En una mañana cualquiera en Blackmans Bay, al sur de Hobart, el plan no suena heroico: gafas, tubo, guantes y paciencia. Pero el resultado impresiona. Un grupo de voluntarios sacó del río Derwent un total de 1.614 estrellas de mar invasoras, que sumaron unos 40 kilos en una sola jornada. No es poca cosa.
El animal en cuestión es la estrella de mar del Pacífico Norte (Asterias amurensis), uno de los invasores marinos más problemáticos en Australia. Llegó como “polizón” en barcos (se la vincula al tráfico marítimo desde los años 80) y, como aquí no tiene depredadores naturales, se multiplica a lo grande. En Tasmania, algunas estimaciones hablan de hasta 30 millones de ejemplares, con especial concentración alrededor del Derwent.

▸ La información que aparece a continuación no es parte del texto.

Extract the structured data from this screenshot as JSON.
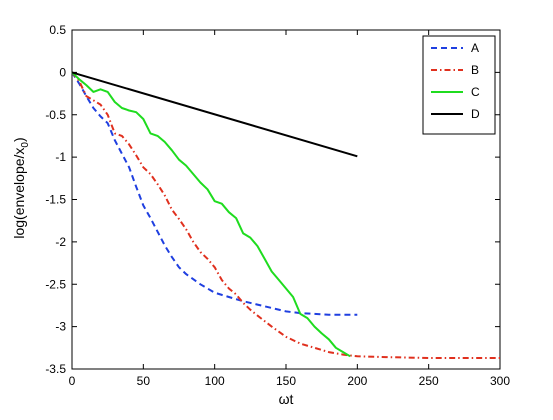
{
  "chart_data": {
    "type": "line",
    "xlabel": "ωt",
    "ylabel_main": "log(envelope/x",
    "ylabel_sub": "0",
    "ylabel_close": ")",
    "xlim": [
      0,
      300
    ],
    "ylim": [
      -3.5,
      0.5
    ],
    "xticks": [
      0,
      50,
      100,
      150,
      200,
      250,
      300
    ],
    "yticks": [
      0.5,
      0,
      -0.5,
      -1,
      -1.5,
      -2,
      -2.5,
      -3,
      -3.5
    ],
    "grid": false,
    "legend_position": "top-right",
    "series": [
      {
        "name": "A",
        "color": "#1f3fe0",
        "dash": "dashed",
        "x": [
          0,
          5,
          10,
          15,
          20,
          25,
          30,
          35,
          40,
          45,
          50,
          55,
          60,
          65,
          70,
          75,
          80,
          90,
          100,
          110,
          120,
          130,
          140,
          150,
          160,
          170,
          180,
          190,
          200
        ],
        "y": [
          0,
          -0.13,
          -0.28,
          -0.42,
          -0.52,
          -0.6,
          -0.8,
          -0.96,
          -1.12,
          -1.35,
          -1.57,
          -1.72,
          -1.88,
          -2.04,
          -2.18,
          -2.3,
          -2.38,
          -2.5,
          -2.6,
          -2.65,
          -2.7,
          -2.74,
          -2.78,
          -2.82,
          -2.84,
          -2.85,
          -2.86,
          -2.86,
          -2.86
        ]
      },
      {
        "name": "B",
        "color": "#e0301e",
        "dash": "dashdot",
        "x": [
          0,
          5,
          10,
          15,
          20,
          25,
          30,
          35,
          40,
          45,
          50,
          55,
          60,
          65,
          70,
          75,
          80,
          85,
          90,
          95,
          100,
          105,
          110,
          115,
          120,
          125,
          130,
          140,
          150,
          160,
          170,
          180,
          190,
          200,
          220,
          250,
          280,
          300
        ],
        "y": [
          0,
          -0.1,
          -0.28,
          -0.33,
          -0.38,
          -0.5,
          -0.72,
          -0.75,
          -0.85,
          -0.98,
          -1.12,
          -1.2,
          -1.32,
          -1.45,
          -1.62,
          -1.73,
          -1.85,
          -2.0,
          -2.12,
          -2.2,
          -2.3,
          -2.45,
          -2.55,
          -2.62,
          -2.72,
          -2.8,
          -2.87,
          -3.0,
          -3.12,
          -3.2,
          -3.25,
          -3.3,
          -3.33,
          -3.35,
          -3.36,
          -3.37,
          -3.37,
          -3.37
        ]
      },
      {
        "name": "C",
        "color": "#1fdc1f",
        "dash": "solid",
        "x": [
          0,
          5,
          10,
          15,
          20,
          25,
          30,
          35,
          40,
          45,
          50,
          55,
          60,
          65,
          70,
          75,
          80,
          85,
          90,
          95,
          100,
          105,
          110,
          115,
          120,
          125,
          130,
          135,
          140,
          145,
          150,
          155,
          160,
          165,
          170,
          175,
          180,
          185,
          190,
          195
        ],
        "y": [
          0,
          -0.08,
          -0.15,
          -0.23,
          -0.2,
          -0.23,
          -0.35,
          -0.42,
          -0.45,
          -0.47,
          -0.55,
          -0.72,
          -0.75,
          -0.82,
          -0.92,
          -1.03,
          -1.1,
          -1.2,
          -1.3,
          -1.38,
          -1.52,
          -1.55,
          -1.65,
          -1.72,
          -1.9,
          -1.95,
          -2.05,
          -2.2,
          -2.35,
          -2.45,
          -2.55,
          -2.65,
          -2.85,
          -2.9,
          -3.0,
          -3.08,
          -3.15,
          -3.25,
          -3.3,
          -3.35
        ]
      },
      {
        "name": "D",
        "color": "#000000",
        "dash": "solid",
        "x": [
          0,
          200
        ],
        "y": [
          0,
          -0.99
        ]
      }
    ]
  }
}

¿Y por qué preocupa tanto? Por su apetito. Se alimenta de mejillones, almejas y otros bivalvos, y puede presionar también a especies de interés comercial como vieiras y ostras. En la práctica, donde entra en densidad alta, “barre” zonas enteras y cambia el equilibrio del fondo marino.
Keith Thomas-Wurth, uno de los vecinos que organiza estas retiradas periódicas, lo resume con una idea sencilla: “everyone can do something” (“todo el mundo puede hacer algo”) para evitar “una especie más camino de la extinción”. Su obsesión tiene nombre propio: el spotted handfish (pez mano moteado), un pez rarísimo del estuario del Derwent, protegido por la legislación ambiental australiana y con una recuperación cuesta arriba.
Ahora bien, conviene ponerlo en contexto para no vender humo. La propia comunidad científica insiste en que erradicarla del todo es casi imposible en un entorno abierto como el océano. La ecóloga Tiana Pirtle, del Invasive Species Council, lo dijo así de claro: “we just don’t have the tools” (“simplemente no tenemos las herramientas”) para eliminarla a gran escala, aunque el control local sí puede proteger “activos ambientales” concretos.
Además, en Tasmania no vale eso de “la saco y ya está”. La estrella de mar del Pacífico Norte es una especie declarada nociva, y es ilegal poseerla en aguas estatales. Dicho de otra forma: si te la encuentras, lo prudente es informarte bien y seguir el procedimiento adecuado.
¿Qué significa todo esto para el día a día? Que el trabajo de snorkel y buceo ayuda, pero no sustituye lo importante: prevenir nuevas entradas y reducir su expansión. Limpiar embarcaciones y equipos, no mover organismos entre zonas, y avisar a las autoridades o programas locales cuando se detecten focos puede ser igual de decisivo que una jornada de recogida. Porque, como pasa con los atascos, si sigues metiendo coches en la misma calle, por más que despejes, el problema vuelve.
La ficha oficial sobre Asterias amurensis se ha publicado en NIMPIS.